A l'échelle nationale, les nouveaux cas d’infection par le VIH étaient restés stables entre 2010 et 2017, selon les dernières données publiées en mars par Santé publique France, rappelle-t-on (cf APM CD0PP14P3).
"C'est un tournant majeur car Paris concentre 15% des nouveaux diagnostics VIH en France", souligne l'association Vers Paris sans sida sur Twitter.
"Ces résultats encourageants sont à mettre en relation avec une augmentation du dépistage sur les deux dernières années", estiment l'ARS et la Ville de Paris, soulignant que le nombre de sérologies VIH réalisées à Paris était passé de 485.000 en 2016 à 534.000 en 2018, soit une hausse de 10%.
En outre, le déploiement de la prophylaxie pré-exposition (PrEP) au VIH dans la "communauté gay parisienne" constitue également un "levier majeur de la réduction de l'épidémie VIH", ajoutent les autorités locales. "Le traitement préventif du VIH, autorisé et remboursé en France depuis mars 2016, a été rapidement adopté par les HSH parisiens et en premier lieu par les hommes les plus exposés, comme le montre l'étude ANRS Prévenir" (cf APM SB4PV58II et APM SB0PCBMQU).

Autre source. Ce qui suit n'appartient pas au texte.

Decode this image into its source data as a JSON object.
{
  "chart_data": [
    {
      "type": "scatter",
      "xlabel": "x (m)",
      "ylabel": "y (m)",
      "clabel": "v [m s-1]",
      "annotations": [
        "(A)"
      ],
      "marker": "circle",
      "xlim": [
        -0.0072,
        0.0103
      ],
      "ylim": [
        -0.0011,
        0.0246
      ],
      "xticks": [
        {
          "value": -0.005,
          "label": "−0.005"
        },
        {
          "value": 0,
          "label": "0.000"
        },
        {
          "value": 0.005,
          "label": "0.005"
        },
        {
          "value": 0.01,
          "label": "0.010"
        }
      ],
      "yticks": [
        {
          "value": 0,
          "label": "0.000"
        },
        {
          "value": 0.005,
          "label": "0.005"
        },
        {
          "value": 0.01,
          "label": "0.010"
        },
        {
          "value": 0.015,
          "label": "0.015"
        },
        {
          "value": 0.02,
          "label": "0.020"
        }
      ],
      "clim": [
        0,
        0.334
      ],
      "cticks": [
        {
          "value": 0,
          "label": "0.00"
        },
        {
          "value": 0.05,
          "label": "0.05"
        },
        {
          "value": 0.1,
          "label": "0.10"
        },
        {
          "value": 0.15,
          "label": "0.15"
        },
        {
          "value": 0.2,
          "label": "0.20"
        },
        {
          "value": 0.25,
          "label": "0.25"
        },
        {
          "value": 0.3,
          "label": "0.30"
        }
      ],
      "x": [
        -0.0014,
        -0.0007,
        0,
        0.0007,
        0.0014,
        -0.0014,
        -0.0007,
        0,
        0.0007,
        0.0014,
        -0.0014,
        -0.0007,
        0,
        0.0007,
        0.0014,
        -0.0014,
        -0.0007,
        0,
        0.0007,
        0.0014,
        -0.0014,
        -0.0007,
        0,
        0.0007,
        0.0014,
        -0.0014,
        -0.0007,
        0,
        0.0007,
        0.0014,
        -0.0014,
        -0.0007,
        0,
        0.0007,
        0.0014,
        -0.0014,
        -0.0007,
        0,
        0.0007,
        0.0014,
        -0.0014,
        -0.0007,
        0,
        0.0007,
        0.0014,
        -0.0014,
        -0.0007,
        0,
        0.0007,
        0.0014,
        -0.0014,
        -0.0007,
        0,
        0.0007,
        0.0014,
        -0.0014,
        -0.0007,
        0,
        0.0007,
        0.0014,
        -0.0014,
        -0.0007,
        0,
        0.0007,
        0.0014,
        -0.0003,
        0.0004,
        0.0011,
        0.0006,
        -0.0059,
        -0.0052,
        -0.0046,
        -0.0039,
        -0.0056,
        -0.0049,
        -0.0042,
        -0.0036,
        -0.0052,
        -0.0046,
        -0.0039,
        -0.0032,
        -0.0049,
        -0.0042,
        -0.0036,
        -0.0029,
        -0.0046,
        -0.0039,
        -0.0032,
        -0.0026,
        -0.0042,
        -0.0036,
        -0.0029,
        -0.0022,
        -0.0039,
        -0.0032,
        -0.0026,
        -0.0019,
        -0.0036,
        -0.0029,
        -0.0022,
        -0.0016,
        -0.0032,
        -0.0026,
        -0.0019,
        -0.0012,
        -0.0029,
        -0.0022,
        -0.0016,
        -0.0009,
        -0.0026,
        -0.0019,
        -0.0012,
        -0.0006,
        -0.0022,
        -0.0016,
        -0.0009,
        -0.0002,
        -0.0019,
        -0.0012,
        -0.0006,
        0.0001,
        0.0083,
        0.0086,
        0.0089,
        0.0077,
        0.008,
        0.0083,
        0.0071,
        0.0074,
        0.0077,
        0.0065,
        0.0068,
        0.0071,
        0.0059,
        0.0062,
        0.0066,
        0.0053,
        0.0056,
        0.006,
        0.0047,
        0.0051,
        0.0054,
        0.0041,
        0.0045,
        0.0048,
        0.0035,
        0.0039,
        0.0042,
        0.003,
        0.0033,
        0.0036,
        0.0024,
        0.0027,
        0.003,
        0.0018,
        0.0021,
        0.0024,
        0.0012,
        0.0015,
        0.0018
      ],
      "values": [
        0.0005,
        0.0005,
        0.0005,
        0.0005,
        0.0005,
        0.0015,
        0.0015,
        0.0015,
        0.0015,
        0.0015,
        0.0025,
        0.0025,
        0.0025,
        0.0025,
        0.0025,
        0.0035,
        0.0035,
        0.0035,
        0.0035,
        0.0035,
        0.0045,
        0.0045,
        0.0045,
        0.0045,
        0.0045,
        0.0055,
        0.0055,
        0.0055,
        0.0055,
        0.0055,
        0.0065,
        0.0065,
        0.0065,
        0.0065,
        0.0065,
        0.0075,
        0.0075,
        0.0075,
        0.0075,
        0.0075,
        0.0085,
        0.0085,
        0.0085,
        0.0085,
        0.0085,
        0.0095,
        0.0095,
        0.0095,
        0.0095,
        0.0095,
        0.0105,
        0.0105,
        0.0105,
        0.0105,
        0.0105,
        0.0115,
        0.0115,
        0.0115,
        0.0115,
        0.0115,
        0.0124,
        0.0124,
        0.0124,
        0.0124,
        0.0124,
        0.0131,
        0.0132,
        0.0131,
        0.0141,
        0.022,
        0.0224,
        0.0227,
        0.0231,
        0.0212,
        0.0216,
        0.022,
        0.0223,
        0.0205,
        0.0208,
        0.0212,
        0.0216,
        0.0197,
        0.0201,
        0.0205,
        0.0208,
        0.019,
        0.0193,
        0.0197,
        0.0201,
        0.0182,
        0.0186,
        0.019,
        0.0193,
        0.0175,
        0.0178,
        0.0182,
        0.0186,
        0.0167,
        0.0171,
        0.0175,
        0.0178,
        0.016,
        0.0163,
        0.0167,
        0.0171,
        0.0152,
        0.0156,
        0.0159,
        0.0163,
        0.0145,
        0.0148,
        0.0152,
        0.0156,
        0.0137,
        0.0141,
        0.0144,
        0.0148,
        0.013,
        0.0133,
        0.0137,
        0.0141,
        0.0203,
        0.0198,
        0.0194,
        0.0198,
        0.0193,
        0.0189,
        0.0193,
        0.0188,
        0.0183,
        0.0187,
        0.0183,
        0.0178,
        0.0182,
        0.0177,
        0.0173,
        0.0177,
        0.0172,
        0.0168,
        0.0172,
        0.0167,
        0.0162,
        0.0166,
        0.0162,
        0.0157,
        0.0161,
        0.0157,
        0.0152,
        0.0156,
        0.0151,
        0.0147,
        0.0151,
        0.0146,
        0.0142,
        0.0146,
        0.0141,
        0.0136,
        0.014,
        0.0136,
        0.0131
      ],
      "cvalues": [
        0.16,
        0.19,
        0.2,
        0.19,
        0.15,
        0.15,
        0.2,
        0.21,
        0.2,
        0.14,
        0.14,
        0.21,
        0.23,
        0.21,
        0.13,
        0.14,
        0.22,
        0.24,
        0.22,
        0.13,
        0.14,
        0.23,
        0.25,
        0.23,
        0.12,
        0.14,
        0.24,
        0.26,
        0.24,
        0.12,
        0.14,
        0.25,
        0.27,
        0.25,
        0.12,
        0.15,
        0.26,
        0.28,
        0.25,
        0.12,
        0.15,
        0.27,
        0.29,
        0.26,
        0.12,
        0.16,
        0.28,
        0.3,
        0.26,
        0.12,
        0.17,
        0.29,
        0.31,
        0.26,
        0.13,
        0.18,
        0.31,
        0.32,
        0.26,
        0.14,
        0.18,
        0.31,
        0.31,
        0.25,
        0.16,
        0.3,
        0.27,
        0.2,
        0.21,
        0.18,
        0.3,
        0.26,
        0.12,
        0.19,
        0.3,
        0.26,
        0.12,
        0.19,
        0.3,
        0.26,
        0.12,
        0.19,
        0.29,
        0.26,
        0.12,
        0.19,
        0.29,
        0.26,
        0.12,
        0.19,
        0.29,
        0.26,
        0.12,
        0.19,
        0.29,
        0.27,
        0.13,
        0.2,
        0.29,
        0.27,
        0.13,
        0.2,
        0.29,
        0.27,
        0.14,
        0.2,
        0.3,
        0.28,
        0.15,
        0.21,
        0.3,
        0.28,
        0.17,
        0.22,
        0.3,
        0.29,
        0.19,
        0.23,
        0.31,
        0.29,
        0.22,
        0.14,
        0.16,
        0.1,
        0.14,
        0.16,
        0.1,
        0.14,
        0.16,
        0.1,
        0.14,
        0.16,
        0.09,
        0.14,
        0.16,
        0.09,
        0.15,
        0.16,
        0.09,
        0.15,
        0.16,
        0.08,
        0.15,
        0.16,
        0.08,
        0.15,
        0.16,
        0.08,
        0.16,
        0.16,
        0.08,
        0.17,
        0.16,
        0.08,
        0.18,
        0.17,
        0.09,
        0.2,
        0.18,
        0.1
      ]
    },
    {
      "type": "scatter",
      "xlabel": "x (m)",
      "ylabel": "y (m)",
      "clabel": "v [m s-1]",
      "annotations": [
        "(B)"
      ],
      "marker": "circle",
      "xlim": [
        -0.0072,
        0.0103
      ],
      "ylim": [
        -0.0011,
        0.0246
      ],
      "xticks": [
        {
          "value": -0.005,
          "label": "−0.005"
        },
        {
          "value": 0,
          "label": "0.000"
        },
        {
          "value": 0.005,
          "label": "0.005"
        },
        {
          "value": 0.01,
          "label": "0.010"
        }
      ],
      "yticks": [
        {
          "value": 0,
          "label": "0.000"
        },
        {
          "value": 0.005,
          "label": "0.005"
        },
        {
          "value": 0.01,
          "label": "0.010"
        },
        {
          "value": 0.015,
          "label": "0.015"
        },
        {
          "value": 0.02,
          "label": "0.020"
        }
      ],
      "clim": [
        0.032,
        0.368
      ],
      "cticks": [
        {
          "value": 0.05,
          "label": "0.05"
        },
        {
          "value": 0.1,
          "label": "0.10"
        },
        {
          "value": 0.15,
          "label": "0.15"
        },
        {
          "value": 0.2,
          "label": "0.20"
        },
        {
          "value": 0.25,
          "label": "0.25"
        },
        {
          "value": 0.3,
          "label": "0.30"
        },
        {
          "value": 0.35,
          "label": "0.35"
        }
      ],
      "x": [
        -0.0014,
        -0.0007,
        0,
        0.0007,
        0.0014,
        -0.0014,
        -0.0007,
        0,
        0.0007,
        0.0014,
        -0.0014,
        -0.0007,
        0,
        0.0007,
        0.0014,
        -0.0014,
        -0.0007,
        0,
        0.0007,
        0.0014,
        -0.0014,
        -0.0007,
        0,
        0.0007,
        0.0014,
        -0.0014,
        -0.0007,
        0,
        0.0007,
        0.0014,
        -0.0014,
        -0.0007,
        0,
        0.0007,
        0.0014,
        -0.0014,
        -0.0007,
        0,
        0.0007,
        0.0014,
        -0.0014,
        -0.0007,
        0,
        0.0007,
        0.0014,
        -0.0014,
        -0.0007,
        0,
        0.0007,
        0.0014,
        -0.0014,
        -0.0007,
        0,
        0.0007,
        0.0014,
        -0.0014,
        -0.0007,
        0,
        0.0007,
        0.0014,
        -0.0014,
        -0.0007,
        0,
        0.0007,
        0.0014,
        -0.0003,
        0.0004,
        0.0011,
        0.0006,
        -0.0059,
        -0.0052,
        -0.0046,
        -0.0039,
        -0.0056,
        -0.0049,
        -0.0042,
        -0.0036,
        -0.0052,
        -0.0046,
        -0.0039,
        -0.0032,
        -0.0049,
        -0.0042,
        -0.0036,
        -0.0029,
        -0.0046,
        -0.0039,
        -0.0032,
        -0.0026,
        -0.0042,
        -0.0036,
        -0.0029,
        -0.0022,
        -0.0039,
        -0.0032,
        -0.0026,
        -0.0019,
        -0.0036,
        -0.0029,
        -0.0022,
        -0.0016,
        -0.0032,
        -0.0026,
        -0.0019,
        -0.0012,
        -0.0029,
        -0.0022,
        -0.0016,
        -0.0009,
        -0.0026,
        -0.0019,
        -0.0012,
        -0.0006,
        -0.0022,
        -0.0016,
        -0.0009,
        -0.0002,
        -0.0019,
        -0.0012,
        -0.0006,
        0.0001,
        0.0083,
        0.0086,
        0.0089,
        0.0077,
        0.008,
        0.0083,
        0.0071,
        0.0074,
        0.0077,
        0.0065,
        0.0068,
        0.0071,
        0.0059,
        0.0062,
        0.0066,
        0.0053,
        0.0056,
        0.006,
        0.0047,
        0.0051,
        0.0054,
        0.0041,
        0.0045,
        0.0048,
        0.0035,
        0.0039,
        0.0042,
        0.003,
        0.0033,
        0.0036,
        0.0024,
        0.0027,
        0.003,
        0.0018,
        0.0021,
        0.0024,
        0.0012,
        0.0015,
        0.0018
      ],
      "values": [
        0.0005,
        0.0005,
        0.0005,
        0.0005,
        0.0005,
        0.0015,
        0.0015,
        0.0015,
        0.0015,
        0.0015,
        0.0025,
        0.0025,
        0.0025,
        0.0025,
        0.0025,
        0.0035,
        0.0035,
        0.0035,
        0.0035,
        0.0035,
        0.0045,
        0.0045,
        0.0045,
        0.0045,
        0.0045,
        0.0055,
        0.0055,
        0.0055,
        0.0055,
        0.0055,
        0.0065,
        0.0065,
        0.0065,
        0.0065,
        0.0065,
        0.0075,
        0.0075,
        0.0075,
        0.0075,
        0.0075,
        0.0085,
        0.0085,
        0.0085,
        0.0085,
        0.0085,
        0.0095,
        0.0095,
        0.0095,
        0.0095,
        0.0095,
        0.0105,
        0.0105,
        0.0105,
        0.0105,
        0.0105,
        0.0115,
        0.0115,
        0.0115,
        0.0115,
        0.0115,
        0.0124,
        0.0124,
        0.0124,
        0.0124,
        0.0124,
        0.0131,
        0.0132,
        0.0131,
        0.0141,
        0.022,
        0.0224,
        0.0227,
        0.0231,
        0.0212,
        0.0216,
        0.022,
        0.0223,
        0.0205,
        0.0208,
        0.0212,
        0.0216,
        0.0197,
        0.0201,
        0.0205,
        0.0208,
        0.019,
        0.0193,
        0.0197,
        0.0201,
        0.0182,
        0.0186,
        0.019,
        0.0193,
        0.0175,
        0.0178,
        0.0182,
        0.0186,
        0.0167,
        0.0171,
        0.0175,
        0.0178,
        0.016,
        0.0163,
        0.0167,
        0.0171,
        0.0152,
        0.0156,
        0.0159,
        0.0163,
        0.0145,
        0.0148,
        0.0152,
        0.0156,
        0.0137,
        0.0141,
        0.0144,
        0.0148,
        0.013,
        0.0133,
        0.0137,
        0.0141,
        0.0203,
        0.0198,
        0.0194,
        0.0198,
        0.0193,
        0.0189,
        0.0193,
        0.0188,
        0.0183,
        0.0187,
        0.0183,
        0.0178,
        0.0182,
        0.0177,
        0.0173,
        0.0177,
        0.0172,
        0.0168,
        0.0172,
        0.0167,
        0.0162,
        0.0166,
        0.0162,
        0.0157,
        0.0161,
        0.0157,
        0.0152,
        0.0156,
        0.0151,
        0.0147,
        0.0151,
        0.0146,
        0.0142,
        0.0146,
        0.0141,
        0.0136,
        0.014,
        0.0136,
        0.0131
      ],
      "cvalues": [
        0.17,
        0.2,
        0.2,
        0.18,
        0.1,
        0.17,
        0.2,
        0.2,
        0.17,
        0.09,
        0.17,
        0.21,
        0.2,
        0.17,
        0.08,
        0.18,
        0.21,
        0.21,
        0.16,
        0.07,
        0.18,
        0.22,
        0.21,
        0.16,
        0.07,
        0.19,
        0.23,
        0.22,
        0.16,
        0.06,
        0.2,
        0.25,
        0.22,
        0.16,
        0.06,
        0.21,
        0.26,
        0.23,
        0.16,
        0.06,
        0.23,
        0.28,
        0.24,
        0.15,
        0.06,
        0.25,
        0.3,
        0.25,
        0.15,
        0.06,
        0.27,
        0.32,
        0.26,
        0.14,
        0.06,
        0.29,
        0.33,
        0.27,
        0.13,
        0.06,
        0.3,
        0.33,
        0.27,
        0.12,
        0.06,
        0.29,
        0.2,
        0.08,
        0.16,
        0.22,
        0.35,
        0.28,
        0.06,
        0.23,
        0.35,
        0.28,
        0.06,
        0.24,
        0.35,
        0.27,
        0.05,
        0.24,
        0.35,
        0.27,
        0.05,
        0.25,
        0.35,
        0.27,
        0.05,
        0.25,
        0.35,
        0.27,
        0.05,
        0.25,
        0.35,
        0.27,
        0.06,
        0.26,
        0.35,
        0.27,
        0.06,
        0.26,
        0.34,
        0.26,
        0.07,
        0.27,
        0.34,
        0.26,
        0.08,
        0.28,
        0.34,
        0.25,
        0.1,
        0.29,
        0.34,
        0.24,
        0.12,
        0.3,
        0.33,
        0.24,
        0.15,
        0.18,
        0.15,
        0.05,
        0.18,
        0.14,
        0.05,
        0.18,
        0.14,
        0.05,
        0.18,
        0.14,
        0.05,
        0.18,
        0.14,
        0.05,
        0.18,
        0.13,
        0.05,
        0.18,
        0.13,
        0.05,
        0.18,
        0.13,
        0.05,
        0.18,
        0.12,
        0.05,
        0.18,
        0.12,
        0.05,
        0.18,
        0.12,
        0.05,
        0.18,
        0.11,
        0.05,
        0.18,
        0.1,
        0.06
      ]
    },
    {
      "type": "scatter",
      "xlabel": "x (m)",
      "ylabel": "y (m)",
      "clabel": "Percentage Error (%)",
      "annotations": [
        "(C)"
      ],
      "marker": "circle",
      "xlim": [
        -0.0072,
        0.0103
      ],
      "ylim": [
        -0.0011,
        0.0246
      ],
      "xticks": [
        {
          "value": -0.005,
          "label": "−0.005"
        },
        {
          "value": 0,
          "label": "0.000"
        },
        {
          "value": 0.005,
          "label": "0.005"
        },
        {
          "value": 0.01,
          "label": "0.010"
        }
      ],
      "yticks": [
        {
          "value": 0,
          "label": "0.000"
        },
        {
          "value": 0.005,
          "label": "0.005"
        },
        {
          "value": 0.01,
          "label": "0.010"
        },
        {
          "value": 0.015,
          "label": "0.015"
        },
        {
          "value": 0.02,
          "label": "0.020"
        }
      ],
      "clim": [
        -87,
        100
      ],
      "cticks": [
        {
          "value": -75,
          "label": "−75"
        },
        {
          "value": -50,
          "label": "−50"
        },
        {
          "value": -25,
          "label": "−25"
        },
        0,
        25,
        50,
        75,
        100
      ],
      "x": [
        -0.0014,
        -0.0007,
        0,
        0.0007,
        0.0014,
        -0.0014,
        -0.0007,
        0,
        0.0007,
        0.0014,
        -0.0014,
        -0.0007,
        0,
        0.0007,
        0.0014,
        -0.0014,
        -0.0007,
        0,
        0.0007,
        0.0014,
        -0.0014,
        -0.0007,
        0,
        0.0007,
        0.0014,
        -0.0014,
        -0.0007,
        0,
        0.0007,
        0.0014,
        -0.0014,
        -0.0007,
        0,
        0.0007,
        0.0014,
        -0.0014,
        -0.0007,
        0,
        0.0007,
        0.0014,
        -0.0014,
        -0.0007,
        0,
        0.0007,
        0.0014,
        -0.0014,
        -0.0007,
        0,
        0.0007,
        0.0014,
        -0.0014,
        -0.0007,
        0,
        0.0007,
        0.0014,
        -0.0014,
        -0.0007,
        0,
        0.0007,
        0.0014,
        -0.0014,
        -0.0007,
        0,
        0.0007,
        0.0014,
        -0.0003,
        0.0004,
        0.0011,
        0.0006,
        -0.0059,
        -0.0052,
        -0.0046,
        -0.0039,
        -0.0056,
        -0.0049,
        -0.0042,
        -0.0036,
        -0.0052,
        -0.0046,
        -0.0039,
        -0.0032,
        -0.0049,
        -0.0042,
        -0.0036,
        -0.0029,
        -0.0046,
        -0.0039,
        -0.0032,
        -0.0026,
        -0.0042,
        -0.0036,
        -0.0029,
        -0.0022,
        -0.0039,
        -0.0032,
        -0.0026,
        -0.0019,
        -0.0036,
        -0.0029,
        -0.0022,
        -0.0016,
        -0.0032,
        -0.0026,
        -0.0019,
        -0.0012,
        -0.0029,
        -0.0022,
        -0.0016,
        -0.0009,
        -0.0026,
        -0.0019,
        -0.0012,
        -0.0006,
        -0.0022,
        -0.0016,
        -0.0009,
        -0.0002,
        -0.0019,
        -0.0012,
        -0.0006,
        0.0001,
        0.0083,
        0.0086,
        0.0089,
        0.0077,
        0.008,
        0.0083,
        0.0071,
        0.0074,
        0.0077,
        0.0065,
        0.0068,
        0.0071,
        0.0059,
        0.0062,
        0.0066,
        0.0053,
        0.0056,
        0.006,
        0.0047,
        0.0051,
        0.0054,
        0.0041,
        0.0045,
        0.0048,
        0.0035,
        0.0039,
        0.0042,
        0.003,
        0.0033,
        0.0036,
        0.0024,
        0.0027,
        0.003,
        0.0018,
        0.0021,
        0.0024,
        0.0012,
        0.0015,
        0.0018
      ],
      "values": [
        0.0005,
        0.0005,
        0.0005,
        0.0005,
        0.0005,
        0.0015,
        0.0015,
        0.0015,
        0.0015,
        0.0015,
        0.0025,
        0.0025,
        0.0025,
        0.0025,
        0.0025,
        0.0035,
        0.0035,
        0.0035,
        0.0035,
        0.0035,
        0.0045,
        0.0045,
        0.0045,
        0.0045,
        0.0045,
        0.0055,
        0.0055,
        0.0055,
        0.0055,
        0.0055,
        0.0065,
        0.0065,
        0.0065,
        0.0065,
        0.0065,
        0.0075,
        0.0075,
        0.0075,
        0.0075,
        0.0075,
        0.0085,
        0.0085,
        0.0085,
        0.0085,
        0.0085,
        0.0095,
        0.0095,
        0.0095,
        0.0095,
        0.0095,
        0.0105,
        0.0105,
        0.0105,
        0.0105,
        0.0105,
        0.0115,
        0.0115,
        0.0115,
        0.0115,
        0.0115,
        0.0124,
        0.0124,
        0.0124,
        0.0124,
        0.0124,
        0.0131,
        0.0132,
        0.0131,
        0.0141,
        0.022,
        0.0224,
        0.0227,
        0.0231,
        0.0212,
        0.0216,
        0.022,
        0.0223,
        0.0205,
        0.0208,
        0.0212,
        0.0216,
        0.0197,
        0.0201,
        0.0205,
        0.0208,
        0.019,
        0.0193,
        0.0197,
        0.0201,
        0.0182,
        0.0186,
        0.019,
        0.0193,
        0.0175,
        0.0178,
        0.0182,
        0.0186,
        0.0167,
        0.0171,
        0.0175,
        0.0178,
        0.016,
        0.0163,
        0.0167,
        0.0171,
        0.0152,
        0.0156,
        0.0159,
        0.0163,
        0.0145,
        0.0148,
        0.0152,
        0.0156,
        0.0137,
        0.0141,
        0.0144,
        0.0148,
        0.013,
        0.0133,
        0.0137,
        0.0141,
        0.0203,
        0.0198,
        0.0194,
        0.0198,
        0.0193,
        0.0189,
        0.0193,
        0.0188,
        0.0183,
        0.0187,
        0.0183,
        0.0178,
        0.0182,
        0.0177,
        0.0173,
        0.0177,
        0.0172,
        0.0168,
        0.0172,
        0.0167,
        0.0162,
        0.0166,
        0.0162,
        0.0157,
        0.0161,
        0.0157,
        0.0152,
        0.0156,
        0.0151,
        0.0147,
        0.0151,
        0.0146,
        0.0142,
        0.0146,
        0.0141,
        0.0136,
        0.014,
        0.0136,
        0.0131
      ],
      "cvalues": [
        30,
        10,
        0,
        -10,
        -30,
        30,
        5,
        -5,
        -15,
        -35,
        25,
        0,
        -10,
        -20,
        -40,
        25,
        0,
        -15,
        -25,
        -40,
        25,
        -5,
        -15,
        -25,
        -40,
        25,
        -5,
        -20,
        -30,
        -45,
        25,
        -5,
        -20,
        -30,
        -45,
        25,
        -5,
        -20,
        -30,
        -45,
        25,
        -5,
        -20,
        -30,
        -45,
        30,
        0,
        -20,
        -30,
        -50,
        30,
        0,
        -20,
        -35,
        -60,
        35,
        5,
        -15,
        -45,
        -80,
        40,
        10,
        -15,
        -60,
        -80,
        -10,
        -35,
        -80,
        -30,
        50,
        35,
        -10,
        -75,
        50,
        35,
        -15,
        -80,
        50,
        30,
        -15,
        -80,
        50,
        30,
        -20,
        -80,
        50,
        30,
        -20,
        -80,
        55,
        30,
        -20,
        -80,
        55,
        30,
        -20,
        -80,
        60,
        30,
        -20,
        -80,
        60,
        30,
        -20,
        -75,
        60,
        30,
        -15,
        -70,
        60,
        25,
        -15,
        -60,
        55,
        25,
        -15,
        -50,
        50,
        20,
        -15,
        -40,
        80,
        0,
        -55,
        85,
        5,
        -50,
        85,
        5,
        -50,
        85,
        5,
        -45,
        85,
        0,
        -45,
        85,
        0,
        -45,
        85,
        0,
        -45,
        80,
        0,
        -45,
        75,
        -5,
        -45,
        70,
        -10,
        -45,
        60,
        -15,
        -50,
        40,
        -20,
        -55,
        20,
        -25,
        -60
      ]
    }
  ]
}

Dans un tweet publié lundi, l'infectiologue Jean-Michel Molina de l'hôpital Saint-Louis à Paris (AP-HP), qui a notamment conduit l'étude ANRS Prévenir (cf APM FB7ORZQUV), a appelé à "poursuivre la diffusion de la PrEP".
La baisse des nouveaux diagnostics d'infection par le VIH ne concerne toutefois "quasiment pas les femmes, qui représentent 30% des découvertes de séropositivité à Paris en 2018", notent l'ARS et la Ville de Paris. "Nous devons faire plus pour que les femmes aient accès à la prévention diversifiée dont la PrEP", estime Vers Paris sans sida sur Twitter.
Il n'y a pas eu non plus de baisse statistiquement significative des diagnostics d'infection chez les personnes (dont HSH) nées à l'étranger, notamment parce que "la précarité et le risque de violence auxquels peut exposer le parcours migratoire freinent la prévention", soulignent les autorités dans leur communiqué (cf APM RPT6OSXCKU et APM MY7OA5R97).
"A quelques semaines du débat sur l’immigration qui pourrait notamment remettre en question l'aide médicale de l'Etat [AME], ces résultats devraient au contraire inciter les décideurs-es à améliorer les conditions d'accueil et de prise en charge des personnes migrantes pour leur permettre d'accéder au soin", a estimé le président de l'association Aides, Aurélien Beaucamp, dans un communiqué diffusé lundi.